In reading the comments below, this seems to be wildly unpopular. I can understand where they're coming from. Being available may be very appreciated by others, but it really hurts when you're deeply involved in something. I manage this by marking myself as busy when I know I'm about to dive deep into something, but you can't always see it coming, and I can understand the resistance to this approach.
yes, but not everybody has to do deep work all the time.
for example, part of my job is to be available to colleagues for consultation. it might be something to which i can quickly respond "ticket or gtfo" or "busy right now, could you ask me again in 10-15 minutes?". But it could also require me immediate action (some production environment is failing).
As a company culture it is important to empower people to tell "not now", to educate people to only tell "not now" if you actually can't right now, and to train yourself to write "not now" without losing focus.
Managers should be looking on results of someone work not what you type or when. This is one of the things that piss me in the tech industry, Incompetent managers using tools like the end of year feedback, number of hours spent in office or culture fit to decide if someone is perfoming well.
managers who think they are kings are kind of the problem
If your managers mistrust you so much that they feel the need to check up on you like a child, switch company quickly.
I don't send anyone "be right back" messages -- I will set my IM status to unavailable if I intend to be unavailable.
Have a look at Gitlab's remote working guide for lots more insight on how they address this situation: https://about.gitlab.com/company/culture/all-remote/guide/
As if everyone isn’t anxious enough.
That way you can be responsive in scheduled times, and unresponsive in focus time.
Perhaps you are reinforcing poor behaviors that make people feel dependent on micromanagement.
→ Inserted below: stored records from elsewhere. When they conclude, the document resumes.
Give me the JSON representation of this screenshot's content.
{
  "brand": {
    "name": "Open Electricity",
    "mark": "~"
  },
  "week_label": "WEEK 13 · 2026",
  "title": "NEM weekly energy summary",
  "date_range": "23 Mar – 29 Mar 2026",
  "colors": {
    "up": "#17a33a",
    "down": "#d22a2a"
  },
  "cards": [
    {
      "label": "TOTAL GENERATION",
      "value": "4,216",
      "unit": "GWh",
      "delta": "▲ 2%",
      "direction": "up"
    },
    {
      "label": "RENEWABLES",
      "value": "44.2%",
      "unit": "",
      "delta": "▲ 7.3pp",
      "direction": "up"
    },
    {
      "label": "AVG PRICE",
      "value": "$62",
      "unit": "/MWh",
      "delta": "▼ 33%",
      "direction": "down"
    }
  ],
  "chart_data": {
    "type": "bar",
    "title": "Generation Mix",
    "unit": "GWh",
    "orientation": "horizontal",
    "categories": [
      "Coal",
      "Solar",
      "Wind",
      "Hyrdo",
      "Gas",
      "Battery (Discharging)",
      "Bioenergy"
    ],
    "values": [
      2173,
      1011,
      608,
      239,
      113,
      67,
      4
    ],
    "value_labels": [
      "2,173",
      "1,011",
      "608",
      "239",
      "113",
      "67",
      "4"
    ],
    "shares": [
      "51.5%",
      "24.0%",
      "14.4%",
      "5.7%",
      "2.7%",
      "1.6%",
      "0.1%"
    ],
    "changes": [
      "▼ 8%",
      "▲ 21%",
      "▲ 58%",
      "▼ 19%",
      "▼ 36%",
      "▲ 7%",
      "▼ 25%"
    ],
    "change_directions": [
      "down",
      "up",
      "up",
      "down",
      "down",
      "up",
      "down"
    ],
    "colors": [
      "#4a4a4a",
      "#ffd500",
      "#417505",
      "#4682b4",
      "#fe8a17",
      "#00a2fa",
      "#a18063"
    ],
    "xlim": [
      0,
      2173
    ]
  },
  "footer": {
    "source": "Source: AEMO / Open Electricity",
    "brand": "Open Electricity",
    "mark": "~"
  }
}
Regarding headphones, this is not an issue once you move into a dedicated office space in your house. One thing I use to hate is taking headphones on/off every time there's a call. Regarding set hours, that's totally a preference. I work late at night sometimes because I feel like it. WFH means flexibility and not commuting means sometimes I get a jolt of inspiration to work off hours. I don't mind because the trade-off is I get to take time off during the day to attend school events for my kids.
Remote work is a lifestyle change for sure. More loneliness, more discipline, less water-cooler gossip. It requires the right mindset and personality that some of you don't have, and I'm sure you're itching to get back to the office.
And yeah, not everyone might have a dedicated to office area in there apartment, and this still would not prevent any typing noise.